Single crystals have also been obtained unintentionally during high-temperature reactions involving Yb_{2}O_{3}, YbCl_{3} and As_{2}O_{3}. In one experiment, air entered the reaction system and oxidized arsenic(III) to arsenic(V), producing YbAsO_{4} as the main crystalline product.

== Properties ==
=== Crystal structure ===
YbAsO_{4} crystallizes in the tetragonal crystal system, space group I4_{1}/amd (No. 141), with the xenotime or zircon structure type.

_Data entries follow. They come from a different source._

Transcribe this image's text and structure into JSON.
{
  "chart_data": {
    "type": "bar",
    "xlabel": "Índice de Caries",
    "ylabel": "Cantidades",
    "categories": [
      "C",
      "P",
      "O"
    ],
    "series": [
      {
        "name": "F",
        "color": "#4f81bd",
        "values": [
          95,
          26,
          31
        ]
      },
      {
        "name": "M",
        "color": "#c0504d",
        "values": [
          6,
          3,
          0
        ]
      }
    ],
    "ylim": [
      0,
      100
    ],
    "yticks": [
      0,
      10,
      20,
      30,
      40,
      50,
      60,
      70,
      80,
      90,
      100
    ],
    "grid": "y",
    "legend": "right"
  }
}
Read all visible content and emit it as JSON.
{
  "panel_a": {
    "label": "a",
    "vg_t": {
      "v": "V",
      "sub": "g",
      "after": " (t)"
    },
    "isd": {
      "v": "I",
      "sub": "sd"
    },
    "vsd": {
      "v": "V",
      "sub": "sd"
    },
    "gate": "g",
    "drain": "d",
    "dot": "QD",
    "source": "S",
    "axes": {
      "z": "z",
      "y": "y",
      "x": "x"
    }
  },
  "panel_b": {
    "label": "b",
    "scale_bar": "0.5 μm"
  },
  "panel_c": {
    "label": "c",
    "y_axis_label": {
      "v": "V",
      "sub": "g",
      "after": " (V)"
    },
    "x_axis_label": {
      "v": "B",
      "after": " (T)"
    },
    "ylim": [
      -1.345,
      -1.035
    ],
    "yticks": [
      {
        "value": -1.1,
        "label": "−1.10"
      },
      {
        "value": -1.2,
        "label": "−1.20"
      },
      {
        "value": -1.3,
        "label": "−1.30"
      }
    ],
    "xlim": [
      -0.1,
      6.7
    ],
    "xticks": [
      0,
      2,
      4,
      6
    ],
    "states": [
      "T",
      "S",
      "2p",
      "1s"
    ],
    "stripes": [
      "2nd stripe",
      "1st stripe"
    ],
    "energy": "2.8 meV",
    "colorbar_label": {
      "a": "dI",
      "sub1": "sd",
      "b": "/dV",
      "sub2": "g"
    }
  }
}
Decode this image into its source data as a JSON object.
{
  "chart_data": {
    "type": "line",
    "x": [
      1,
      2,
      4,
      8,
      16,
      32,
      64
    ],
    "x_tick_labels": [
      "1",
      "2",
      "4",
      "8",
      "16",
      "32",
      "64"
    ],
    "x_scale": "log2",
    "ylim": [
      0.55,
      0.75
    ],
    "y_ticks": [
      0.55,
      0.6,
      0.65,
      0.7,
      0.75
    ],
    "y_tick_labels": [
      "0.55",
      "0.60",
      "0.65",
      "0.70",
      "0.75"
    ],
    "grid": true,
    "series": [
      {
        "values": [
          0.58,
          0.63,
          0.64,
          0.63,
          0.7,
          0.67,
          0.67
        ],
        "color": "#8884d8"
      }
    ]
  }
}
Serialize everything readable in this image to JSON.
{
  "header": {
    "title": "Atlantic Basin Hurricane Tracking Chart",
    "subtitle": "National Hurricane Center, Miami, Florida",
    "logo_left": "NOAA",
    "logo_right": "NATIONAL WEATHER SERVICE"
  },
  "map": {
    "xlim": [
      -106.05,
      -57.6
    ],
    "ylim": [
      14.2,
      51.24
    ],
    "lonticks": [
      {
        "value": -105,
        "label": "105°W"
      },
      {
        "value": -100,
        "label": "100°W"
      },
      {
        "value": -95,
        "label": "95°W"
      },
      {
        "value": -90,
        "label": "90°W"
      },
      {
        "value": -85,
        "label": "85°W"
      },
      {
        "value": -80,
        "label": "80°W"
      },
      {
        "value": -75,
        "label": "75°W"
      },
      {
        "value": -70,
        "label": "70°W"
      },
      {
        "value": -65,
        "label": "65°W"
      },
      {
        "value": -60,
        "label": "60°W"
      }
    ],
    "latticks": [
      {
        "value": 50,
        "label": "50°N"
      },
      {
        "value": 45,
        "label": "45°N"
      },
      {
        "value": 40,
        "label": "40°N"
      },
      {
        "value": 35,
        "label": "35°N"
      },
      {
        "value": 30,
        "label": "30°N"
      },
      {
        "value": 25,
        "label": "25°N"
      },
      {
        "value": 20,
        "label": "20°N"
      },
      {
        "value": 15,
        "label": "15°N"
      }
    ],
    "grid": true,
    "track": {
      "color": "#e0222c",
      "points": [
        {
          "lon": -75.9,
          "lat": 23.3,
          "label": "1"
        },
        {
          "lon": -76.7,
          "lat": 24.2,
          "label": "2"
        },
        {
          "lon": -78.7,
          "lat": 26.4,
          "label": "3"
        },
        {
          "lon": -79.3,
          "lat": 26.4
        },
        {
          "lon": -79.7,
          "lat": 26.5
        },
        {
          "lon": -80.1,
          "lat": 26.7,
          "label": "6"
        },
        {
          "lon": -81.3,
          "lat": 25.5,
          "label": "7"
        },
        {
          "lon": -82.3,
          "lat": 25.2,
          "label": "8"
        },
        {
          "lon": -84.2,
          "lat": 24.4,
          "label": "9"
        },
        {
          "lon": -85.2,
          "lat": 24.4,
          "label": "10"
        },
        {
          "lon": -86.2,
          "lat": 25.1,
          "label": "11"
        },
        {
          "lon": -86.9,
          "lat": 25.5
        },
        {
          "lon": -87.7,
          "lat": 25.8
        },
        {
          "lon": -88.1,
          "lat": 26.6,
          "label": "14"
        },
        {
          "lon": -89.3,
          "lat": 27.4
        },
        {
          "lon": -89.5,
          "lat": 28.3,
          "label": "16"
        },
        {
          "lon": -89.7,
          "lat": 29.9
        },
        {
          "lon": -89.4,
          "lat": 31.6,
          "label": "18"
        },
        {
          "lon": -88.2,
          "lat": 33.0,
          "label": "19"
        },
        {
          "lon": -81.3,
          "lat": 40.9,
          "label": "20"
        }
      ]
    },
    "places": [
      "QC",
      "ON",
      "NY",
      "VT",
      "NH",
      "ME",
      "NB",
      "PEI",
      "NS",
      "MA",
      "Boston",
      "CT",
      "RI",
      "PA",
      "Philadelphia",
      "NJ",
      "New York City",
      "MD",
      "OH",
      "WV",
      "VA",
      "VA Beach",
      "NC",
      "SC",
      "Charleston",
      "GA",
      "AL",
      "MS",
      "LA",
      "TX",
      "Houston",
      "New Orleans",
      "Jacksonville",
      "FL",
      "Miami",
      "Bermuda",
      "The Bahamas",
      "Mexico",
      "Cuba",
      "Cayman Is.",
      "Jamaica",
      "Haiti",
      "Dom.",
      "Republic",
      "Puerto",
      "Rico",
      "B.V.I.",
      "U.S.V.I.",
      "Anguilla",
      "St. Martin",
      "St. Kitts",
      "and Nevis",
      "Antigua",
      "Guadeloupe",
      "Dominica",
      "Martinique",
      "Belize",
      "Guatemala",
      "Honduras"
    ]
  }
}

At 293 K, single-crystal X-ray diffraction gives a = 6.9712(4) Å, c = 6.2431(4) Å with four formula units per unit cell and a calculated density of 6.830 g/cm^{3}.

The structure consists of chains of edge-sharing YbO_{8} coordination polyhedra linked by isolated AsO_{4} tetrahedra. Ytterbium is eight-coordinate, with two distinct Yb–O distances of approximately 2.258 and 2.391 Å, while the As–O distance is about 1.683 Å.

Earlier powder-diffraction work had already identified YbAsO_{4} as a zircon-type phase with the same space group.

=== Solubility ===
Ytterbium(III) arsenate is very sparingly soluble in water. A concentration-based solubility-product value of pK_{sp,c} = 22.72 has been reported.